Saturday, August 27, 2011

Levelling the Learning Paying Field

Whenever it comes time to assign a textbook for a course, I get the jitters. It's the price tag that always gets to me! And if it gets to me, then surely it must result in gasps of disbelief from the students (and parents) who are affected by my choices.

Often, I can (and do) make sure that the one text I assign can be used for two back-to-back courses. Hopefully, that helps a bit.

However, the cost of textbooks can still be a sizeable burden. Then, when students go to re-sell their texts the following year, they discover that those pesky publishing houses have churned out new editions! Guess what that does to the re-sale value of last year's purchase?

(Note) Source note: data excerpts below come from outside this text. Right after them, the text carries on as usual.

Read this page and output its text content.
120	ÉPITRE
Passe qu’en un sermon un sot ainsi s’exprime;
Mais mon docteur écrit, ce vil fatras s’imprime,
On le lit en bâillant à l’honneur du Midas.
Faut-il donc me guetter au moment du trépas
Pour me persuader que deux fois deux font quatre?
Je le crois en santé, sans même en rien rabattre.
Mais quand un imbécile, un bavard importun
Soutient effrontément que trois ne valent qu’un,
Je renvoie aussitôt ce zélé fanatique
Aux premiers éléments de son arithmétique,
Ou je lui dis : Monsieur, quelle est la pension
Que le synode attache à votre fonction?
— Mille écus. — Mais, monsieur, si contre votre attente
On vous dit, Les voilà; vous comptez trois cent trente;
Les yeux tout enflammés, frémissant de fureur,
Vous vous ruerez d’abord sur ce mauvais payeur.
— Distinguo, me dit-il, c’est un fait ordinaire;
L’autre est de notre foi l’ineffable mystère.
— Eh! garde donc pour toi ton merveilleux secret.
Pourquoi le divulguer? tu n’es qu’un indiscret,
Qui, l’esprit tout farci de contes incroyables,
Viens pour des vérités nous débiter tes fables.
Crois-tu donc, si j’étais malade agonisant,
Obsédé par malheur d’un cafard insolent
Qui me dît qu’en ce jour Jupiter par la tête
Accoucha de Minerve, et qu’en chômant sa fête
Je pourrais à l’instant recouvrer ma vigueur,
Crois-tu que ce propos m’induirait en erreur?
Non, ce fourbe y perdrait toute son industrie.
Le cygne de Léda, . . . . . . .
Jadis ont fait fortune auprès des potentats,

Playing fields (or paying fields in this case) would be level if the world were flat. Right? Right! Ideally, flat and at a height of zero. Zero dollars! That's exactly what Flat World Knowledge is all about.

If you haven't come across this company, here's what it offers: textbooks that are free, online, to students. That's refreshing!

What does this really mean? Well, it means that certain peer-reviewed texts that are published by Flat World Knowledge (FWK) are indeed free (online). If a student wants to download all or part of the book in pdf format they can do so, for very reasonable price.

Want the full book, soft-bound? No problem - they print on demand. (If you really want to, you can get your friendly campus book-store to stock copies.)

There's lots more - take a look at their site. For example, they use an Open Commons agreement, so authors retain copyright of their original material. In addition, other instructors can "customize" an existing book (by deleting chapters or even adding new material) to suit their specific needs.

Authors get a royalty that is a fixed percentage of all sales of everything. That includes downloaded pdf files, printed copies of the book, e-books, and all of the teaching/learning "extras" that we've come to expect with textbooks.

It's the "extras" that generate a cash-flow for FWK themselves.

So, what's the catch? Basically there isn't one, except that right now there are only 43 "Business & Economics" texts available from FWK. However, their authors include some well-known names, and I'll bet there are more on the way.

As of today, there are no econometrics or "economic statistics" texts in the FWK catalogue, but for all I know there may be some in the planning or writing stages. I guess I should ask them.

If you've had any experience using FWK books in your courses, either as an instructor, or as a student, I'd love to hear about it.